Comparative assessments of machining forces in 3D printed polymer composite during milling operation using two coated carbide end mills

The composites of carbon fiber reinforced polymer (CFRP) are rapidly turning into the most extensively used material in aerospace and automotive applications due to their superior corrosion-resistant exterior and ratio of strength-to-weight. The flexibility to fabricate complex shapes and alter the fiber orientation of CFRP composites via three-dimensional (3D) printing or additive manufacturing is gaining prominence. However, because of their anisotropic and heterogeneous structure these composites were regarded as the difficult-to-cut materials. The parts made out of these composites are often made to near-net shape in astronautic and aerospace industry.

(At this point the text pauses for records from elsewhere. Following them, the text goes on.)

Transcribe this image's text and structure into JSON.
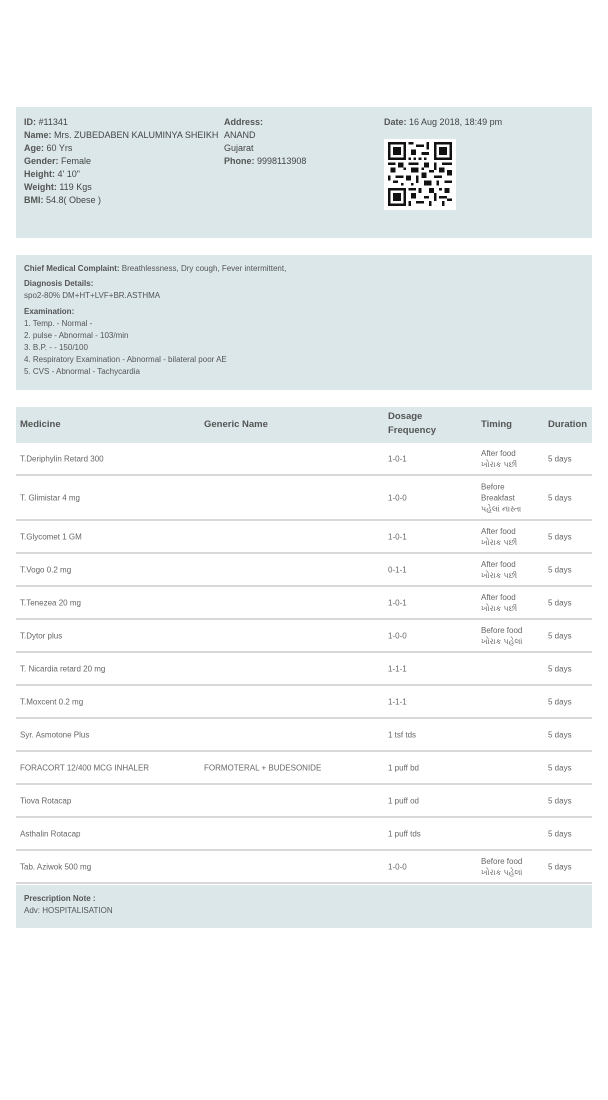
{
  "patient": {
    "id_label": "ID:",
    "id_value": "#11341",
    "name_label": "Name:",
    "name_value": "Mrs. ZUBEDABEN KALUMINYA SHEIKH",
    "age_label": "Age:",
    "age_value": "60 Yrs",
    "gender_label": "Gender:",
    "gender_value": "Female",
    "height_label": "Height:",
    "height_value": "4' 10\"",
    "weight_label": "Weight:",
    "weight_value": "119 Kgs",
    "bmi_label": "BMI:",
    "bmi_value": "54.8( Obese )",
    "address_label": "Address:",
    "address_line1": "ANAND",
    "address_line2": "Gujarat",
    "phone_label": "Phone:",
    "phone_value": "9998113908",
    "date_label": "Date:",
    "date_value": "16 Aug 2018, 18:49 pm"
  },
  "clinical": {
    "complaint_label": "Chief Medical Complaint:",
    "complaint_value": "Breathlessness, Dry cough, Fever intermittent,",
    "diagnosis_label": "Diagnosis Details:",
    "diagnosis_value": "spo2-80% DM+HT+LVF+BR.ASTHMA",
    "exam_label": "Examination:",
    "exam_items": [
      "1. Temp. - Normal -",
      "2. pulse - Abnormal - 103/min",
      "3. B.P. - - 150/100",
      "4. Respiratory Examination - Abnormal - bilateral poor AE",
      "5. CVS - Abnormal - Tachycardia"
    ]
  },
  "table": {
    "headers": {
      "medicine": "Medicine",
      "generic": "Generic Name",
      "dosage_line1": "Dosage",
      "dosage_line2": "Frequency",
      "timing": "Timing",
      "duration": "Duration"
    },
    "rows": [
      {
        "medicine": "T.Deriphylin Retard 300",
        "generic": "",
        "dosage": "1-0-1",
        "timing": [
          "After food",
          "ખોરાક પછી"
        ],
        "duration": "5 days"
      },
      {
        "medicine": "T. Glimistar 4 mg",
        "generic": "",
        "dosage": "1-0-0",
        "timing": [
          "Before",
          "Breakfast",
          "પહેલાં નાસ્તા"
        ],
        "duration": "5 days"
      },
      {
        "medicine": "T.Glycomet 1 GM",
        "generic": "",
        "dosage": "1-0-1",
        "timing": [
          "After food",
          "ખોરાક પછી"
        ],
        "duration": "5 days"
      },
      {
        "medicine": "T.Vogo 0.2 mg",
        "generic": "",
        "dosage": "0-1-1",
        "timing": [
          "After food",
          "ખોરાક પછી"
        ],
        "duration": "5 days"
      },
      {
        "medicine": "T.Tenezea 20 mg",
        "generic": "",
        "dosage": "1-0-1",
        "timing": [
          "After food",
          "ખોરાક પછી"
        ],
        "duration": "5 days"
      },
      {
        "medicine": "T.Dytor plus",
        "generic": "",
        "dosage": "1-0-0",
        "timing": [
          "Before food",
          "ખોરાક પહેલાં"
        ],
        "duration": "5 days"
      },
      {
        "medicine": "T. Nicardia retard 20 mg",
        "generic": "",
        "dosage": "1-1-1",
        "timing": [],
        "duration": "5 days"
      },
      {
        "medicine": "T.Moxcent 0.2 mg",
        "generic": "",
        "dosage": "1-1-1",
        "timing": [],
        "duration": "5 days"
      },
      {
        "medicine": "Syr. Asmotone Plus",
        "generic": "",
        "dosage": "1 tsf tds",
        "timing": [],
        "duration": "5 days"
      },
      {
        "medicine": "FORACORT 12/400 MCG INHALER",
        "generic": "FORMOTERAL + BUDESONIDE",
        "dosage": "1 puff bd",
        "timing": [],
        "duration": "5 days"
      },
      {
        "medicine": "Tiova Rotacap",
        "generic": "",
        "dosage": "1 puff od",
        "timing": [],
        "duration": "5 days"
      },
      {
        "medicine": "Asthalin Rotacap",
        "generic": "",
        "dosage": "1 puff tds",
        "timing": [],
        "duration": "5 days"
      },
      {
        "medicine": "Tab. Aziwok 500 mg",
        "generic": "",
        "dosage": "1-0-0",
        "timing": [
          "Before food",
          "ખોરાક પહેલાં"
        ],
        "duration": "5 days"
      }
    ]
  },
  "note": {
    "title": "Prescription Note :",
    "text": "Adv: HOSPITALISATION"
  }
}
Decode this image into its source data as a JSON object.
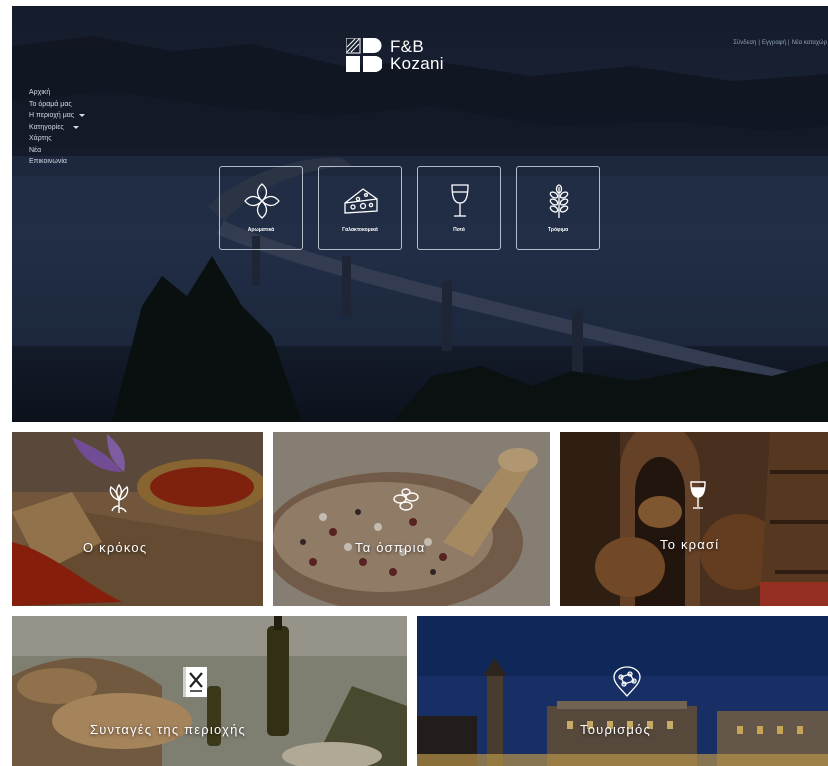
{
  "brand": {
    "line1": "F&B",
    "line2": "Kozani"
  },
  "top_links": [
    "Σύνδεση",
    "|",
    "Εγγραφή",
    "|",
    "Νέα καταχώρ"
  ],
  "nav": [
    {
      "label": "Αρχική",
      "has_dropdown": false
    },
    {
      "label": "Το όραμά μας",
      "has_dropdown": false
    },
    {
      "label": "Η περιοχή μας",
      "has_dropdown": true
    },
    {
      "label": "Κατηγορίες",
      "has_dropdown": true
    },
    {
      "label": "Χάρτης",
      "has_dropdown": false
    },
    {
      "label": "Νέα",
      "has_dropdown": false
    },
    {
      "label": "Επικοινωνία",
      "has_dropdown": false
    }
  ],
  "categories": [
    {
      "label": "Αρωματικά",
      "icon": "herb-flower-icon"
    },
    {
      "label": "Γαλακτοκομικά",
      "icon": "cheese-icon"
    },
    {
      "label": "Ποτά",
      "icon": "wine-glass-icon"
    },
    {
      "label": "Τρόφιμα",
      "icon": "wheat-icon"
    }
  ],
  "tiles": [
    {
      "title": "Ο κρόκος",
      "icon": "saffron-flower-icon"
    },
    {
      "title": "Τα όσπρια",
      "icon": "beans-icon"
    },
    {
      "title": "Το κρασί",
      "icon": "wine-glass-icon"
    },
    {
      "title": "Συνταγές της περιοχής",
      "icon": "recipe-book-icon"
    },
    {
      "title": "Τουρισμός",
      "icon": "map-pin-icon"
    }
  ],
  "colors": {
    "hero_night": "#1e2a3c",
    "text_light": "#ffffff",
    "link_muted": "#8ea0b8"
  }
}
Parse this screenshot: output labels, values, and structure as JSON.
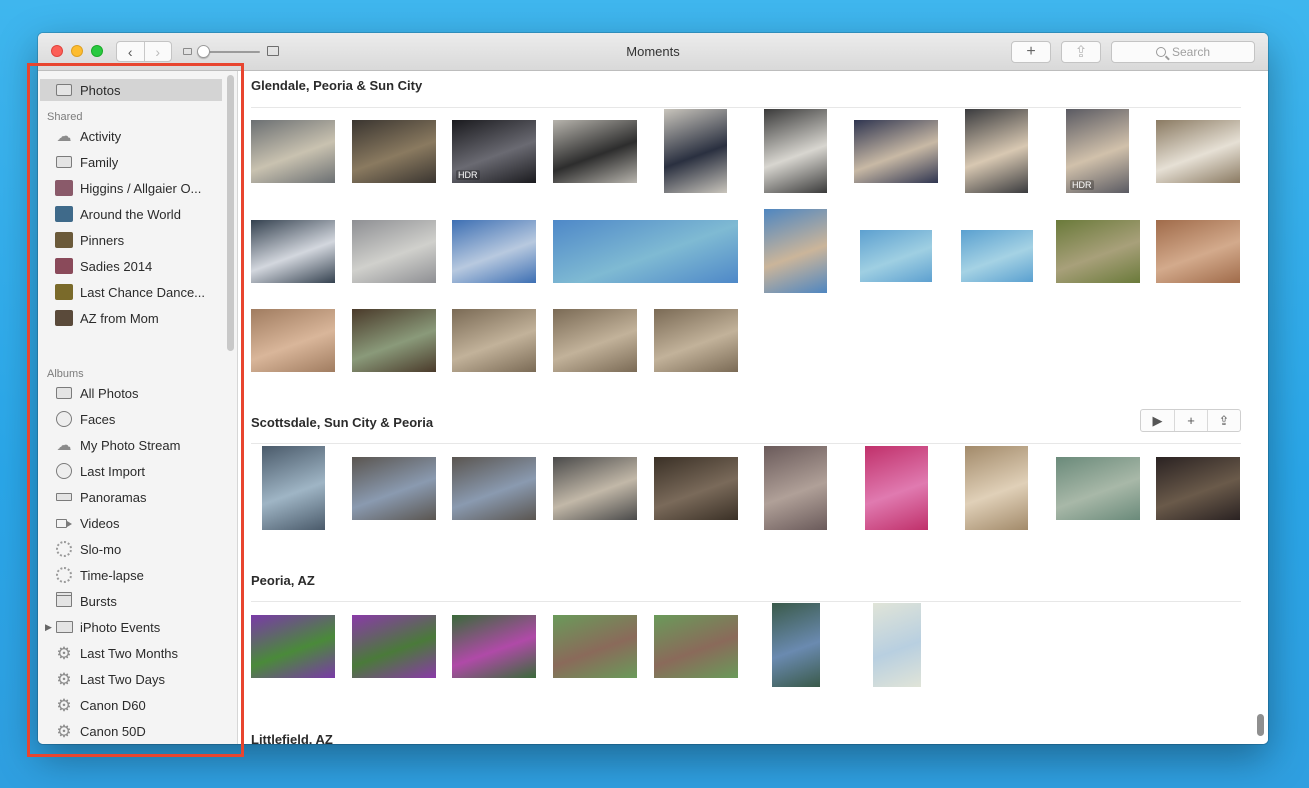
{
  "window": {
    "title": "Moments"
  },
  "toolbar": {
    "back": "‹",
    "forward": "›",
    "add": "+",
    "share": "⇪",
    "search_placeholder": "Search"
  },
  "sidebar": {
    "top": [
      {
        "label": "Photos",
        "icon": "photos-icon"
      }
    ],
    "shared_header": "Shared",
    "shared": [
      {
        "label": "Activity",
        "icon": "cloud-icon"
      },
      {
        "label": "Family",
        "icon": "shared-album-icon"
      },
      {
        "label": "Higgins / Allgaier O...",
        "icon": "album-thumbnail-icon",
        "color": "#8a5a6a"
      },
      {
        "label": "Around the World",
        "icon": "album-thumbnail-icon",
        "color": "#3f6a8a"
      },
      {
        "label": "Pinners",
        "icon": "album-thumbnail-icon",
        "color": "#6b5a3a"
      },
      {
        "label": "Sadies 2014",
        "icon": "album-thumbnail-icon",
        "color": "#8a4a5a"
      },
      {
        "label": "Last Chance Dance...",
        "icon": "album-thumbnail-icon",
        "color": "#7a6a2a"
      },
      {
        "label": "AZ from Mom",
        "icon": "album-thumbnail-icon",
        "color": "#5a4a3a"
      }
    ],
    "albums_header": "Albums",
    "albums": [
      {
        "label": "All Photos",
        "icon": "all-photos-icon"
      },
      {
        "label": "Faces",
        "icon": "faces-icon"
      },
      {
        "label": "My Photo Stream",
        "icon": "photo-stream-icon"
      },
      {
        "label": "Last Import",
        "icon": "last-import-icon"
      },
      {
        "label": "Panoramas",
        "icon": "panorama-icon"
      },
      {
        "label": "Videos",
        "icon": "video-icon"
      },
      {
        "label": "Slo-mo",
        "icon": "slo-mo-icon"
      },
      {
        "label": "Time-lapse",
        "icon": "time-lapse-icon"
      },
      {
        "label": "Bursts",
        "icon": "bursts-icon"
      },
      {
        "label": "iPhoto Events",
        "icon": "folder-icon",
        "disclosure": "▶"
      },
      {
        "label": "Last Two Months",
        "icon": "smart-album-gear-icon"
      },
      {
        "label": "Last Two Days",
        "icon": "smart-album-gear-icon"
      },
      {
        "label": "Canon D60",
        "icon": "smart-album-gear-icon"
      },
      {
        "label": "Canon 50D",
        "icon": "smart-album-gear-icon"
      }
    ]
  },
  "moments": [
    {
      "title": "Glendale, Peoria & Sun City"
    },
    {
      "title": "Scottsdale, Sun City & Peoria",
      "actions": [
        "▶",
        "+",
        "⇪"
      ]
    },
    {
      "title": "Peoria, AZ"
    },
    {
      "title": "Littlefield, AZ"
    }
  ],
  "badges": {
    "hdr": "HDR"
  },
  "colors": {
    "accent_highlight": "#e8452f",
    "sidebar_selection": "#d4d4d4"
  }
}
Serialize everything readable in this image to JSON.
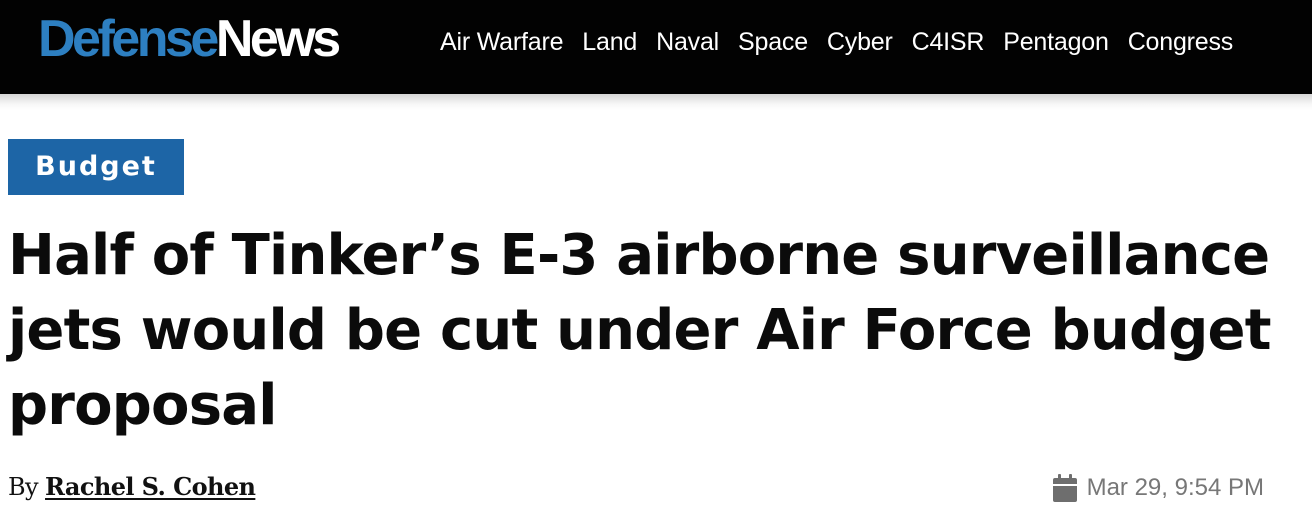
{
  "site": {
    "logo_part1": "Defense",
    "logo_part2": "News",
    "colors": {
      "logo_accent": "#2d7fc1",
      "header_bg": "#020202",
      "badge_bg": "#1d65a6"
    }
  },
  "nav": {
    "items": [
      "Air Warfare",
      "Land",
      "Naval",
      "Space",
      "Cyber",
      "C4ISR",
      "Pentagon",
      "Congress"
    ]
  },
  "article": {
    "category": "Budget",
    "headline": "Half of Tinker’s E-3 airborne surveillance jets would be cut under Air Force budget proposal",
    "byline_prefix": "By",
    "author": "Rachel S. Cohen",
    "date": "Mar 29, 9:54 PM",
    "date_icon": "calendar-icon"
  }
}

However, part finishing typically necessitates post-process machining such as milling, in order to satisfy dimensional accuracy prior to assembly. The aim of this thesis is to explore the machinability aspects in terms of machining forces 3D printed CFRP composites by milling CFRP employing TiAlCrN and hard carbon coated solid carbide end mills in dry cutting environments. A 3D printed multidirectional CFRP workpiece was fabricated using a Mark forged industrial printer and milling operations were carried on additively manufactured workpiece with two distinct coated tools according to the experimental design created on Taguchi’s L16 orthogonal array in which three variables namely feed rate, depth of cut, spindle speed were altered at four distinct levels. With TiAlCrN coated carbide tool, least machining forces observed compared to hard carbon coated carbide tool.